Best practices. We've decided to ignore what we've learned in our MBA programs and question every best practice. Best practice is an excuse for not being able to use one's own head and innovate. If we can't justify a best practice, we reinvent it in the context of our organization.
 
Customer is always right. We've decided to put our partners in front of our customers. If a certain customer interaction threatens us, our partners, or what we stand for, we fire the customer. We'd rather not make money than get hurt.
 
Customers don't know what they want. Instead of asking customers what they want, we ask them to tell us about their organization. We then tell our customers what they want. If we disagree with their requirements, we don't take on the assignment.
 
Transparency. We made all information transparent. Everyone knows each other's rates, how much the firm makes, and how much they'll get from profit distribution.
 
Challenges & Solutions
Just like in any organization, finding the right people is hard. We overcame this by posting ads on LinkedIn. These ads outlined our way. We responded to almost everyone but selected less than 10% of the respondents.
Benefits & Metrics
There're lots of benefits:
 
1. Lower risks
2. Lower costs
3. Ease of adding or removing people
4. Less legal liability
5. Self-driven organization. No need to motivate.

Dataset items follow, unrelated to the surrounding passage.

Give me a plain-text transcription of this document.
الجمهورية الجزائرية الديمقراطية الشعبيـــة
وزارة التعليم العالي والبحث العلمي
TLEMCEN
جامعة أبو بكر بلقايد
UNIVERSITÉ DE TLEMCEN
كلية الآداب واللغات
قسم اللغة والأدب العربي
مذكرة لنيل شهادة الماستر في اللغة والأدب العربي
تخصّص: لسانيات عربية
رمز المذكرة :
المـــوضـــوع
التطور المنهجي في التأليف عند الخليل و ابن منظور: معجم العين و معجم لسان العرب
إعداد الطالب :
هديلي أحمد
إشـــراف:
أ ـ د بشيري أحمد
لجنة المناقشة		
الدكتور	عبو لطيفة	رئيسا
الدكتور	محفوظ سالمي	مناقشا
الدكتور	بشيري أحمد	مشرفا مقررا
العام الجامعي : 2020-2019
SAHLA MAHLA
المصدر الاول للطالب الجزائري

6. Self-governing organization. Few checks and balances.
7. Positive attitudes. No toxic people.
8. Better competitive position.
9. Great internal communications. Desire of people to innovate and improve. No fear. Trust!
10. Ability to change quickly and at a minimum (if any) cost.
11. Ability to attract great customers and charge premium rates.
12. No leadership. No worry that comes with it.
13. Transparency and all the benefits that come with it.
14. No politics. Everything is a team decision.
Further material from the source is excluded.